Renovated entrance of seminary features new statue of Bishop Bruté

A newly created bronze statue of the Servant of God Bishop Simon Bruté is featured at the recently renovated back entrance of Bishop Simon Bruté College Seminary in Indianapolis. (Submitted photo)

A newly created bronze statue of the Servant of God Bishop Simon Bruté is featured at the recently renovated back entrance of Bishop Simon Bruté College Seminary in Indianapolis. (Submitted photo)

By Sean Gallagher

When participants in this year’s Bishop Bruté Days arrived at Bishop Simon Bruté College Seminary in Indianapolis on July 5, they were met by a renovated back entrance to the archdiocesan-operated seminary.

During the past 10 months, a $300,000 project created a large gate in the seminary’s enclosure wall and installed a decorative sidewalk that leads to Bishop Bruté’s now-prominent back entrance.

On June 26, Archbishop Charles C. Thompson blessed the new entrance, including a new bronze statue of the Servant of God Bishop Simon Bruté that serves as the centerpiece of the project.
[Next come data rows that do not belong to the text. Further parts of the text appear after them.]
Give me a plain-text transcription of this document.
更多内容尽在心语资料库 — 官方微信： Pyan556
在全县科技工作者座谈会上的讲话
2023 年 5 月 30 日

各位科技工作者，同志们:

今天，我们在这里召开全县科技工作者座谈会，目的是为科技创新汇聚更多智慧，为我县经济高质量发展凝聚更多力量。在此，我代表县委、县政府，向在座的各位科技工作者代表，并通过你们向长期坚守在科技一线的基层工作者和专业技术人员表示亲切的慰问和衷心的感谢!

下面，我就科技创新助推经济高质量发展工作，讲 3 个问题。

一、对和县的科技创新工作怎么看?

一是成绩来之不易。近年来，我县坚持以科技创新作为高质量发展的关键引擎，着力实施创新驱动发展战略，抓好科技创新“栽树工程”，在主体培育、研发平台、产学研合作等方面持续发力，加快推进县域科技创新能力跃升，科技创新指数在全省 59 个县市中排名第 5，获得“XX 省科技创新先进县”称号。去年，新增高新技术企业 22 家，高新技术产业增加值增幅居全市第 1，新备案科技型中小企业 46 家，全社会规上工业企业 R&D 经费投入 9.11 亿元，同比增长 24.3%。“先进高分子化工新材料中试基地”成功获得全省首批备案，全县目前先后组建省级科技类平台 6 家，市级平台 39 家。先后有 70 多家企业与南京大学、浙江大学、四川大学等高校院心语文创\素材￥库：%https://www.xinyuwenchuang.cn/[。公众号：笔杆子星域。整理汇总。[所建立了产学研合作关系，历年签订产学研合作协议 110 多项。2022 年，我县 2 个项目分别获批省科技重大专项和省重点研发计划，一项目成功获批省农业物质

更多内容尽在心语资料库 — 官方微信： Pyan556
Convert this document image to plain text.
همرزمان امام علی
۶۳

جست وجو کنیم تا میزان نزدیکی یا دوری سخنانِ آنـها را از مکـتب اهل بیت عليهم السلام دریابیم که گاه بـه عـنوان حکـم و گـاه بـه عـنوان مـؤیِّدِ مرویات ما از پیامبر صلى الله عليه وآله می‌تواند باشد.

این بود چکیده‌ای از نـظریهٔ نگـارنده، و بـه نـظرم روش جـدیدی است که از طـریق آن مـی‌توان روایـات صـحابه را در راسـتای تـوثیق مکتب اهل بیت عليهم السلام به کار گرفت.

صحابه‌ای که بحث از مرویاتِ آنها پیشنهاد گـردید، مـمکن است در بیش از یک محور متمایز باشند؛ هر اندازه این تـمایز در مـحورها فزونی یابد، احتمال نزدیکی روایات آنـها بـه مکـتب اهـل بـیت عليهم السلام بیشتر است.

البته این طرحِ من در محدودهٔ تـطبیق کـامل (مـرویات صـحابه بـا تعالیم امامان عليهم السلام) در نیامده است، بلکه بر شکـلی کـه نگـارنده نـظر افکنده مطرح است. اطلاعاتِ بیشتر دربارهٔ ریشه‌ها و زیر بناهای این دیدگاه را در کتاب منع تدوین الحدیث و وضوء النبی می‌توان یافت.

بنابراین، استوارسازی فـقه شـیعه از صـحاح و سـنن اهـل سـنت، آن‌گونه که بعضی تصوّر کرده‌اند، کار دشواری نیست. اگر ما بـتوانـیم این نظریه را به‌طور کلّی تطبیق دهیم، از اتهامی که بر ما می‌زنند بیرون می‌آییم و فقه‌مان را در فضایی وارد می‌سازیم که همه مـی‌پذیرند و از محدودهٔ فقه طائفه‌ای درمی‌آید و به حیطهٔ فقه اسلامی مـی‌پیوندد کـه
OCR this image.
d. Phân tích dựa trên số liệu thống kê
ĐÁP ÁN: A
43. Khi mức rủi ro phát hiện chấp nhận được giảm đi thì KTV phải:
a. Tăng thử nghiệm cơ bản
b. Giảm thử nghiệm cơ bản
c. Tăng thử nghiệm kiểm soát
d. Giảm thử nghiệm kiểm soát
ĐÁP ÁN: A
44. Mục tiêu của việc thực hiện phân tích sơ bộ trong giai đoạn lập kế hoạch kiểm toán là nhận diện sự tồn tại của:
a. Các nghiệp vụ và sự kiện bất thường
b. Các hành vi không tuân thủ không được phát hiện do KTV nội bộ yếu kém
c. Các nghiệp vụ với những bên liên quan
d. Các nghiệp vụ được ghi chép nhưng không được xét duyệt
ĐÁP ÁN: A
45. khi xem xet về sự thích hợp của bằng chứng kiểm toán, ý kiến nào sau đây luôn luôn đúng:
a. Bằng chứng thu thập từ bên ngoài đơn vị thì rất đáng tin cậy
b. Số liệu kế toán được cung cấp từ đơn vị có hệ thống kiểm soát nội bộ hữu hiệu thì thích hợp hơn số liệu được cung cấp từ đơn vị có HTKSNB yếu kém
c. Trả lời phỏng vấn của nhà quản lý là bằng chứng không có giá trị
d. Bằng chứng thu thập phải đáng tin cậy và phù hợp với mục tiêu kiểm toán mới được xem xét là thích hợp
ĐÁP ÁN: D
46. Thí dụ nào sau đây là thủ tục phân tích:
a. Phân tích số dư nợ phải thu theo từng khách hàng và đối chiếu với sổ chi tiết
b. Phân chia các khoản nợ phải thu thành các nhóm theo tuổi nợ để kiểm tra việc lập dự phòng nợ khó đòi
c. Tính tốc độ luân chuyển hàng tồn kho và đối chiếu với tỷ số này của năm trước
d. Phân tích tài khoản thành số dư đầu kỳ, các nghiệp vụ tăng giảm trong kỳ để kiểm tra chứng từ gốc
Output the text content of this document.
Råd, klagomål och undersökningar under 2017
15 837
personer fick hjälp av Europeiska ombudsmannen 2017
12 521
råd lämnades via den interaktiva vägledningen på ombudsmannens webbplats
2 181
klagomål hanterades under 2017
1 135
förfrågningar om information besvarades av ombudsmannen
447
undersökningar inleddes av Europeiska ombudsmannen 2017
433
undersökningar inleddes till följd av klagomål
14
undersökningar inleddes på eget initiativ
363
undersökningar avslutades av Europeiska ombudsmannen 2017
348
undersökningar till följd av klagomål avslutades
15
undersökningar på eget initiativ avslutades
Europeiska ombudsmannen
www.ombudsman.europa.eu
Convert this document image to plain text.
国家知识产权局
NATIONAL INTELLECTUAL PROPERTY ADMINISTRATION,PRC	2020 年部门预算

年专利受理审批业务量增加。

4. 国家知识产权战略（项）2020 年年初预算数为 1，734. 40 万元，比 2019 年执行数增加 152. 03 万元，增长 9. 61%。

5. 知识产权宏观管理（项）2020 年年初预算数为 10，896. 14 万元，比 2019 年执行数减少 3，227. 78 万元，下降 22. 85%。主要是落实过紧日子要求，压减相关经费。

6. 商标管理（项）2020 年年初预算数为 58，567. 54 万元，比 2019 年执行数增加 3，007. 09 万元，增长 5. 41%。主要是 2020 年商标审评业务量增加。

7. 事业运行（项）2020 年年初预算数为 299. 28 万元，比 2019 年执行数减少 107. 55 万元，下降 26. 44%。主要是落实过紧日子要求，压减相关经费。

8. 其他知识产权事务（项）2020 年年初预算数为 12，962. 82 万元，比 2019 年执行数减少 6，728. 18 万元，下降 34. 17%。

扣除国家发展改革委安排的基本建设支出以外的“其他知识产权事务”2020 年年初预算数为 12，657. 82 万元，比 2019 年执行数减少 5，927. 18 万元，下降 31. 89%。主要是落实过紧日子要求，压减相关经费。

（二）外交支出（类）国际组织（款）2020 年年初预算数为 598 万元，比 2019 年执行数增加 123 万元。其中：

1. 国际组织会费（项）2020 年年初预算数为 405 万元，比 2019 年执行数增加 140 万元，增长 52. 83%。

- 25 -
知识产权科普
(Related story: Record number of youths open their hearts to the priesthood and the Eucharist at Bishop Bruté Days)

“It was already our entrance,” said Father Joseph Moriarty, Bishop Bruté’s rector. “We just wanted to dress it up so that when people came, they would know that they enter the building there. Now we think we’ve accomplished that, especially with the break in the wall.”

The life-size statue of Bishop Bruté is the creation of sculptor Gianfranco Tassara of Milwaukee. The commission of the statue and other work on the seminary’s new entrance was made possible by a generous gift of the late Virginia Marten. Another anonymous donor funded work done to the bells of the seminary’s chapel.

Father Moriarty foresees seminarians walking by the statue of the seminary’s namesake as they go to and from classes at nearby Marian University.

The priest said Bishop Bruté “gave himself to a noble purpose” when he answered the call to the priesthood, when he came to America as a missionary and when he was called to Indiana to serve as the state’s first bishop.

“That’s what I see these boys doing,” said Father Moriarty. “They don’t know if God is calling them yet. But they’re willing to come together for a noble purpose, namely God’s will for their lives. This is exemplified by the life and history of Simon Bruté.”